Pendant que les banques sont forcées de réajuster les taux d’intérêts pratiqués, dont certains sont classés «trop excessifs» par le régulateur, ce dernier autorise les clients à faire valoir leurs droits dans le cas où les banques n’y renoncent pas.

Dans cette histoire de taux d’intérêts excessifs, l’on joue désormais les prolongations depuis que la Banque d’Algérie a décidé d’y aller un peu plus fort. En plus des sanctions réglementaires auxquels elles sont exposées, les banques risquent de se voir sanctionnées doublement si les clients venaient à réclamer des indemnisations pour application de taux d’intérêts excessifs. En effet, selon la nouvelle instruction de la Banque d’Algérie, l’emprunteur est en droit de réclamer à la banque concernée les sommes indûment perçues, majorées des intérêts calculés aux taux d’intérêt effectif moyen de la catégorie de prêt concernée. Toute infraction à ces dispositions expose les contrevenants aux sanctions de la Commission bancaire. En clair, la Banque centrale a décidé d’en finir avec les taux d’intérêts excessifs pratiqués par certaines banques de la place locale. Le régulateur a décidé de hausser le ton après que les deux instructions adressées aux banquiers aient eu l’effet d’un pétard mouillé.
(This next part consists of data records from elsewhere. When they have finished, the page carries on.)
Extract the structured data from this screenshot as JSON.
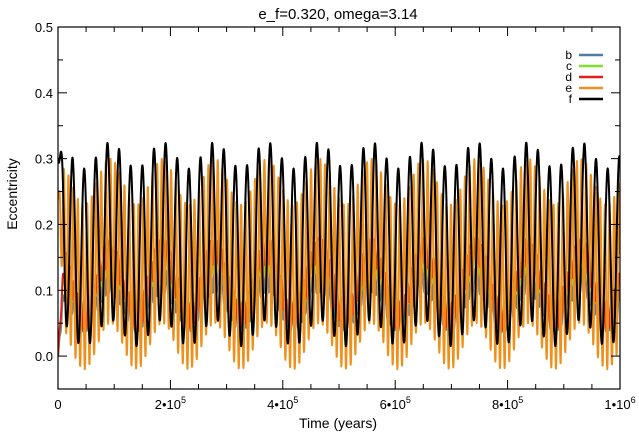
{
  "chart_data": {
    "type": "line",
    "title": "e_f=0.320, omega=3.14",
    "xlabel": "Time (years)",
    "ylabel": "Eccentricity",
    "xlim": [
      0,
      1000000
    ],
    "ylim": [
      -0.05,
      0.5
    ],
    "grid": false,
    "legend_position": "top-right",
    "x_ticks": [
      {
        "value": 0,
        "label": "0",
        "sup": ""
      },
      {
        "value": 200000,
        "label": "2•10",
        "sup": "5"
      },
      {
        "value": 400000,
        "label": "4•10",
        "sup": "5"
      },
      {
        "value": 600000,
        "label": "6•10",
        "sup": "5"
      },
      {
        "value": 800000,
        "label": "8•10",
        "sup": "5"
      },
      {
        "value": 1000000,
        "label": "1•10",
        "sup": "6"
      }
    ],
    "y_ticks": [
      {
        "value": 0.0,
        "label": "0.0"
      },
      {
        "value": 0.1,
        "label": "0.1"
      },
      {
        "value": 0.2,
        "label": "0.2"
      },
      {
        "value": 0.3,
        "label": "0.3"
      },
      {
        "value": 0.4,
        "label": "0.4"
      },
      {
        "value": 0.5,
        "label": "0.5"
      }
    ],
    "series": [
      {
        "name": "b",
        "color": "#4f7fa8",
        "model": {
          "base": 0.085,
          "slow_amp": 0.03,
          "slow_period": 93000,
          "fast_amp": 0.018,
          "fast_period": 6600,
          "start_value": 0.0
        }
      },
      {
        "name": "c",
        "color": "#7fe030",
        "model": {
          "base": 0.105,
          "slow_amp": 0.04,
          "slow_period": 93000,
          "fast_amp": 0.018,
          "fast_period": 6600,
          "start_value": 0.0
        }
      },
      {
        "name": "d",
        "color": "#e0201a",
        "model": {
          "base": 0.11,
          "slow_amp": 0.05,
          "slow_period": 93000,
          "fast_amp": 0.02,
          "fast_period": 6600,
          "start_value": 0.0
        }
      },
      {
        "name": "e",
        "color": "#f0901c",
        "model": {
          "base": 0.14,
          "slow_amp": 0.035,
          "slow_period": 93000,
          "fast_amp": 0.125,
          "fast_period": 8300,
          "start_value": 0.24
        }
      },
      {
        "name": "f",
        "color": "#000000",
        "model": {
          "base": 0.17,
          "slow_amp": 0.02,
          "slow_period": 93000,
          "fast_amp": 0.135,
          "fast_period": 20700,
          "start_value": 0.3
        }
      }
    ]
  }
}
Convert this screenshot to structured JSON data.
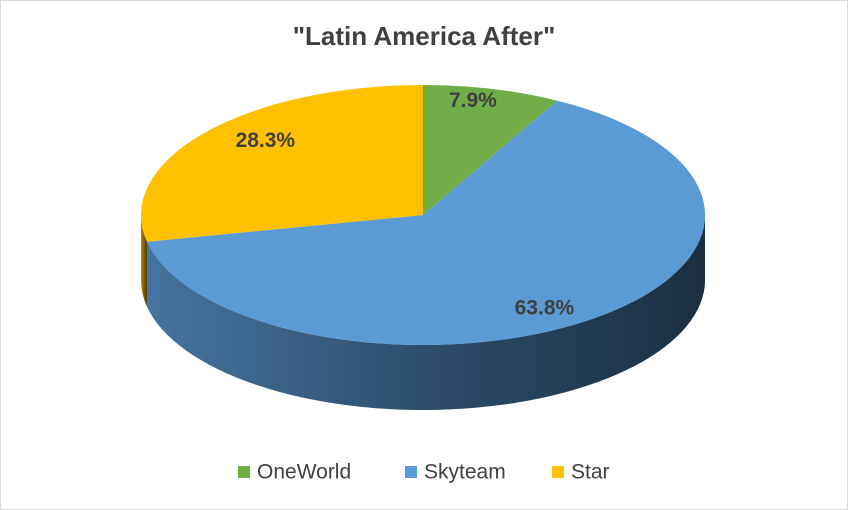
{
  "chart_data": {
    "type": "pie",
    "title": "\"Latin America After\"",
    "categories": [
      "OneWorld",
      "Skyteam",
      "Star"
    ],
    "values": [
      7.9,
      63.8,
      28.3
    ],
    "value_labels": [
      "7.9%",
      "63.8%",
      "28.3%"
    ],
    "colors": [
      "#70ad47",
      "#5b9bd5",
      "#ffc000"
    ]
  }
}
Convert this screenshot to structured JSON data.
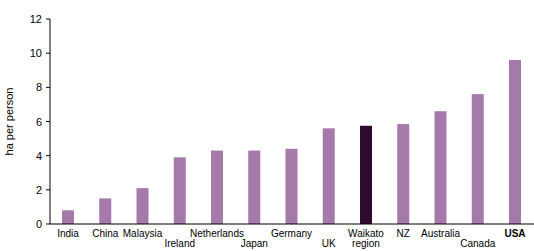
{
  "chart_data": {
    "type": "bar",
    "y_label": "ha per person",
    "categories": [
      "India",
      "China",
      "Malaysia",
      "Ireland",
      "Netherlands",
      "Japan",
      "Germany",
      "UK",
      "Waikato region",
      "NZ",
      "Australia",
      "Canada",
      "USA"
    ],
    "values": [
      0.8,
      1.5,
      2.1,
      3.9,
      4.3,
      4.3,
      4.4,
      5.6,
      5.75,
      5.85,
      6.6,
      7.6,
      9.6
    ],
    "colors": [
      "#a57aaa",
      "#a57aaa",
      "#a57aaa",
      "#a57aaa",
      "#a57aaa",
      "#a57aaa",
      "#a57aaa",
      "#a57aaa",
      "#2d0b2f",
      "#a57aaa",
      "#a57aaa",
      "#a57aaa",
      "#a57aaa"
    ],
    "ylim": [
      0,
      12
    ],
    "yticks": [
      0,
      2,
      4,
      6,
      8,
      10,
      12
    ],
    "grid": false
  }
}
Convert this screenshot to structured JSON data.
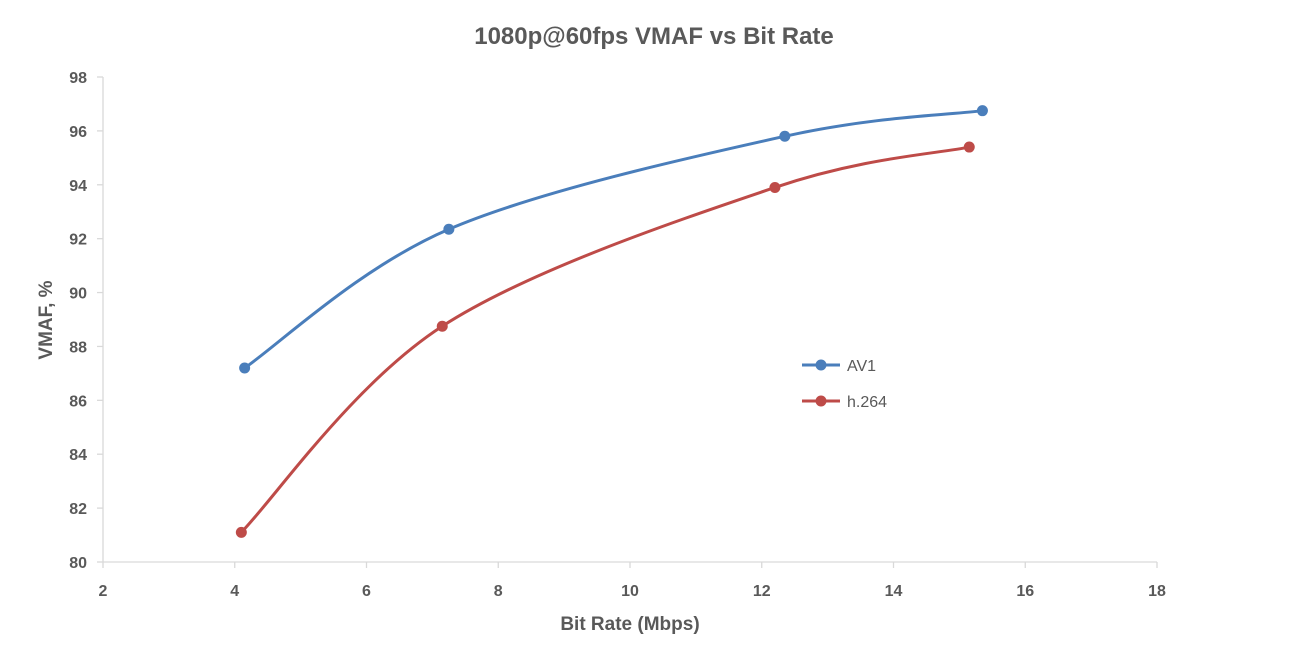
{
  "chart_data": {
    "type": "line",
    "title": "1080p@60fps VMAF vs Bit Rate",
    "xlabel": "Bit Rate (Mbps)",
    "ylabel": "VMAF, %",
    "xlim": [
      2,
      18
    ],
    "ylim": [
      80,
      98
    ],
    "x_ticks": [
      2,
      4,
      6,
      8,
      10,
      12,
      14,
      16,
      18
    ],
    "y_ticks": [
      80,
      82,
      84,
      86,
      88,
      90,
      92,
      94,
      96,
      98
    ],
    "smooth": true,
    "grid": false,
    "legend_position": "center-right",
    "series": [
      {
        "name": "AV1",
        "color": "#4a7ebb",
        "x": [
          4.15,
          7.25,
          12.35,
          15.35
        ],
        "y": [
          87.2,
          92.35,
          95.8,
          96.75
        ]
      },
      {
        "name": "h.264",
        "color": "#be4b48",
        "x": [
          4.1,
          7.15,
          12.2,
          15.15
        ],
        "y": [
          81.1,
          88.75,
          93.9,
          95.4
        ]
      }
    ]
  }
}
Depuis septembre dernier, l’institution de Mohamed Loukal mettait les banques en garde contre les taux d’intérêts excessifs, une pratique de surcroît délictuelle à laquelle s’adonnaient certains banquiers depuis le retour du crédit à la consommation. Une instruction de la Banque centrale, datée du 1er septembre dernier, relancée depuis peu, a défini comme étant un taux d’intérêt « excessif » tout taux effectif global qui excède de plus de 20% le taux effectif moyen pratiqué par les banques et établissements financiers au cours du semestre précédent pour des opérations de même nature.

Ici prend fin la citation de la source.